More or less since that day, Kakimoto has been a part of the South Bay hardcore scene, present at nearly every show, either in the audience or on stage, more often than not with friends Elliot Morrow and Sammy Ciaramitaro, his bandmates in Gulch—as well as a slew of previous groups.
This weekend, Gulch play one of their final six shows as a band. The breakup comes when the band are at their absolute height of popularity.
“We thought about not saying anything about breaking up and just having our last show be our last show, but then we thought, ‘People are probably going to want to know this is the last time we’re going to be in this area,’” Kakimoto says. “We didn’t want them to feel like the rug was swept out from under them.”
Ever since emerging in early 2017, Gulch have jackhammered a name for themselves in the pantheon of hardcore, and with them, the entire South Bay scene. It’s a scene that is currently thriving, despite largely taking place in DIY spaces, like the industrial parking lot that hosted last June’s massive RBS.
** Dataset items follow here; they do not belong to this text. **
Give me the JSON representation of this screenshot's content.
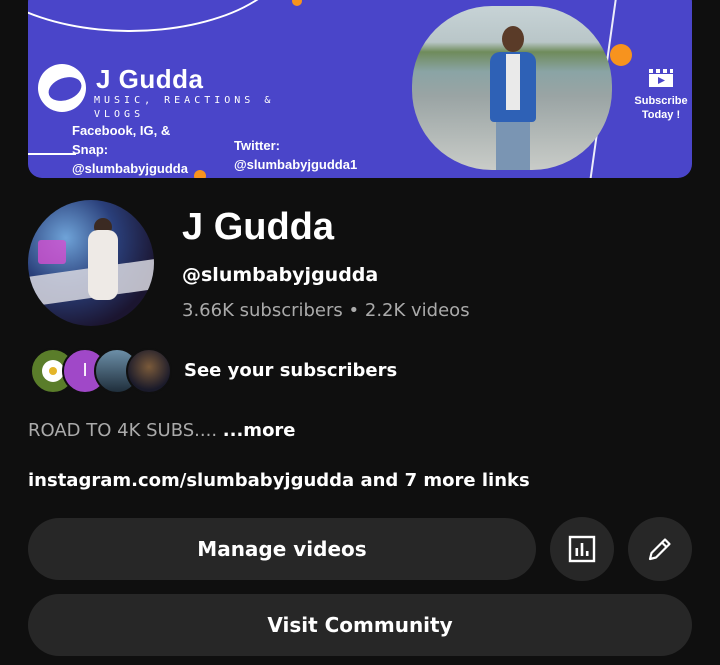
{
  "banner": {
    "brand_name": "J Gudda",
    "tagline": "MUSIC, REACTIONS & VLOGS",
    "social_line1": "Facebook, IG, &",
    "social_line2": "Snap:",
    "social_line3": "@slumbabyjgudda",
    "twitter_label": "Twitter:",
    "twitter_handle": "@slumbabyjgudda1",
    "subscribe_line1": "Subscribe",
    "subscribe_line2": "Today !",
    "accent_color": "#4a45c9",
    "highlight_color": "#f7931e"
  },
  "channel": {
    "name": "J Gudda",
    "handle": "@slumbabyjgudda",
    "subscribers": "3.66K subscribers",
    "separator": "•",
    "videos": "2.2K videos"
  },
  "subscribers_preview": {
    "avatar_2_initial": "I",
    "label": "See your subscribers"
  },
  "description": {
    "text": "ROAD TO 4K SUBS....",
    "more": "...more"
  },
  "links": {
    "text": "instagram.com/slumbabyjgudda and 7 more links"
  },
  "actions": {
    "manage_videos": "Manage videos",
    "analytics_icon": "bar-chart-icon",
    "edit_icon": "pencil-icon",
    "visit_community": "Visit Community"
  }
}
Even among a crowded field of heavy bands locally, Gulch managed to quickly define themselves with their endlessly evolving riffs, unrelenting intensity and firehose-blasts of emotion.
“I typically write with the intention of trying to create a sound of what I’m feeling inside,” Kakimoto says. “With my music mixed with Elliot’s lyrical content and vocals, it’s just naturally going to sound chaotic.”
From the very beginning, Gulch’s tightly controlled chaos caught like a spark. Off the strength of their three-song demo, they signed with Oakland label Creator Destructor Records. Their first EP, Burning Desire to Draw Last Breath, flew through three separate vinyl pressings. By the time they released their debut full length, Impenetrable Cerebral Fortress, in July 2020, the spark had become a burning flame. Already, six months earlier, fans had mobbed the band at a Florida airport, trying to buy their highly coveted bootleg Gulch/Sanrio hoodie.
Last September, with little fanfare, Gulch announced that they would be breaking up, posting online a flyer listing their last 11 shows. While a sudden ascent to worldwide renown might sound great to most bands, Kakimoto says Gulch had reached a critical point, one far from their humble beginnings in a Scotts Valley practice space.
“It feels almost like not hardcore anymore. It feels like we’re some bigger band or something,” he says. “It gets too weird, too involved with money and popularity. It was really off-putting and we thought, ‘Maybe we should just get off this ride before we start to hate it.’”
Musically, Gulch have continued to expand up until the very end. At four minutes, “Bolt Swallower,” from their 2021 split with scenemates Sunami, is easily the band’s longest song—almost an epic compared to their standard 1-2 minute blasts. A spacey, atmospheric outro hints towards new sonic directions for the band. Meanwhile, “Accelerator,” with its classic thrash drumbeat, would fit nicely in a setlist right alongside “Cries of Pleasure, Heavenly Pain” from Impenetrable Mental Fortress. Both clearly indicate why the band have become such a flashpoint in modern hardcore.
Yet, after this Sunday, there’s only five shows left for Gulch.
Even if they’re never heard from again, their time at the front of San Jose hardcore has been bright.
“Hopefully people will continue to like Gulch,” Kakimoto says. “If they do, cool. And if not, we were a band at the best time I can think of. I’ve never seen hardcore so strong. I’m just glad we existed in this era.”